Kevin Krudys, the lead FDA clinical reviewer, described aducanumab’s effect in the positive study as “robust and exceptionally persuasive,” while concluding further analyses of the failed study don’t “meaningfully detract” from that conclusion.
Not all the agency’s staff appeared united in that view, however, a potential fissure that could make Friday’s advisory committee discussion even more consequential for aducanumab’s fate.
The statistical review, conducted by an FDA official named Tristan Massie, found significant issues with the evidence presented by Biogen, sharply questioning whether the available evidence could prove a benefit to aducanumab.
“There is only one positive study at best and a second study which directly conflicts with the positive study,” Massie wrote, concluding “there is no substantial evidence of treatment effect or disease slowing.”

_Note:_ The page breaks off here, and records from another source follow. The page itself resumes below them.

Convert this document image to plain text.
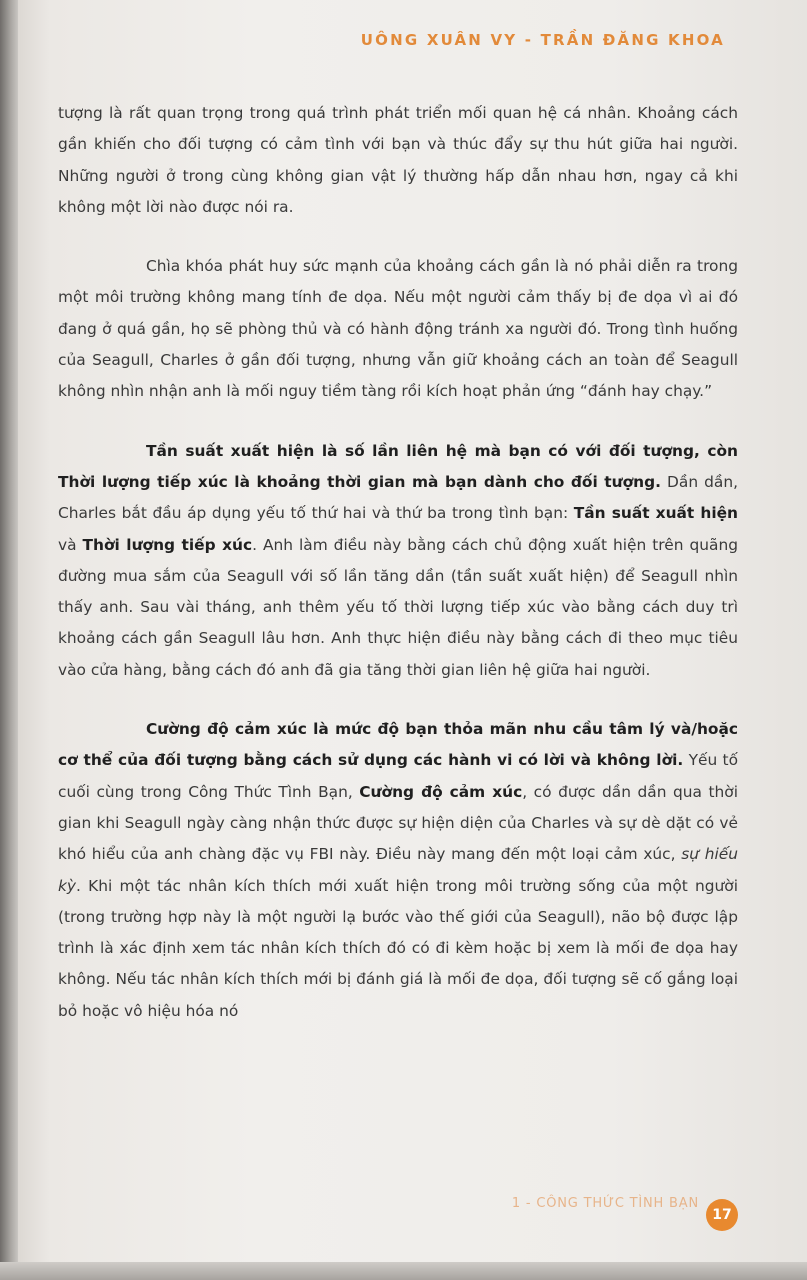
UÔNG XUÂN VY - TRẦN ĐĂNG KHOA

tượng là rất quan trọng trong quá trình phát triển mối quan hệ cá nhân. Khoảng cách gần khiến cho đối tượng có cảm tình với bạn và thúc đẩy sự thu hút giữa hai người. Những người ở trong cùng không gian vật lý thường hấp dẫn nhau hơn, ngay cả khi không một lời nào được nói ra.

Chìa khóa phát huy sức mạnh của khoảng cách gần là nó phải diễn ra trong một môi trường không mang tính đe dọa. Nếu một người cảm thấy bị đe dọa vì ai đó đang ở quá gần, họ sẽ phòng thủ và có hành động tránh xa người đó. Trong tình huống của Seagull, Charles ở gần đối tượng, nhưng vẫn giữ khoảng cách an toàn để Seagull không nhìn nhận anh là mối nguy tiềm tàng rồi kích hoạt phản ứng “đánh hay chạy.”

Tần suất xuất hiện là số lần liên hệ mà bạn có với đối tượng, còn Thời lượng tiếp xúc là khoảng thời gian mà bạn dành cho đối tượng. Dần dần, Charles bắt đầu áp dụng yếu tố thứ hai và thứ ba trong tình bạn: Tần suất xuất hiện và Thời lượng tiếp xúc. Anh làm điều này bằng cách chủ động xuất hiện trên quãng đường mua sắm của Seagull với số lần tăng dần (tần suất xuất hiện) để Seagull nhìn thấy anh. Sau vài tháng, anh thêm yếu tố thời lượng tiếp xúc vào bằng cách duy trì khoảng cách gần Seagull lâu hơn. Anh thực hiện điều này bằng cách đi theo mục tiêu vào cửa hàng, bằng cách đó anh đã gia tăng thời gian liên hệ giữa hai người.

Cường độ cảm xúc là mức độ bạn thỏa mãn nhu cầu tâm lý và/hoặc cơ thể của đối tượng bằng cách sử dụng các hành vi có lời và không lời. Yếu tố cuối cùng trong Công Thức Tình Bạn, Cường độ cảm xúc, có được dần dần qua thời gian khi Seagull ngày càng nhận thức được sự hiện diện của Charles và sự dè dặt có vẻ khó hiểu của anh chàng đặc vụ FBI này. Điều này mang đến một loại cảm xúc, sự hiếu kỳ. Khi một tác nhân kích thích mới xuất hiện trong môi trường sống của một người (trong trường hợp này là một người lạ bước vào thế giới của Seagull), não bộ được lập trình là xác định xem tác nhân kích thích đó có đi kèm hoặc bị xem là mối đe dọa hay không. Nếu tác nhân kích thích mới bị đánh giá là mối đe dọa, đối tượng sẽ cố gắng loại bỏ hoặc vô hiệu hóa nó

1 - CÔNG THỨC TÌNH BẠN
17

As a result, Massie recommended the agency require Biogen to run another trial.
The FDA won’t formally ask its advisory panel that question on Friday, pointing the committee experts instead to consider the positive study on its own merits, and whether it alone could support the conclusion that aducanumab is effective.
Made up of ten researchers and statisticians, the panel will hear from both Biogen and the FDA, as well as the general public, before making its recommendations.
While there may be disagreement among the FDA staff, investors seem to have a clear consensus on the briefing documents. Biogen shares jumped as high as $363 apiece Wednesday morning, equating to almost $17 billion in added market value. Company shares haven’t traded at such prices since mid-2018.
Biogen’s gains also appeared to lift other drugmakers that have invested heavily in would-be Alzheimer’s drugs. Shares in Eli Lilly, which saw its drug solanezumab fail several major trials, rose by nearly 14%, while Roche, which has made several attempts to develop an Alzheimer’s treatment, climbed by 6%.
Merck & Co., Amgen and AstraZeneca are among the other companies to report high-profile Alzheimer’s drug failures in recent years. That track record has put the principal scientific hypothesis behind aducanumab in significant doubt, spurring calls for researchers and drugmakers to consider other approaches.
FDA staff, however, seem to view aducanumab as different from the drugs that came before it, indicating in the documents published Wednesday they don’t view past setbacks as a “class failure.”
The stock lift and relatively positive feedback from FDA staff come at a critical moment for Biogen. The storied biotech has had trouble overcoming several threats to its business in the last couple years — namely, greater competition to both its top-selling drug, Tecfidera, and its biggest growth driver, Spinraza. Biogen recently lowered its 2020 revenue expectations by at least $400 million, and warned that Tecfidera could face “significant erosion” at the same time that Spinraza loses patients to newer treatments.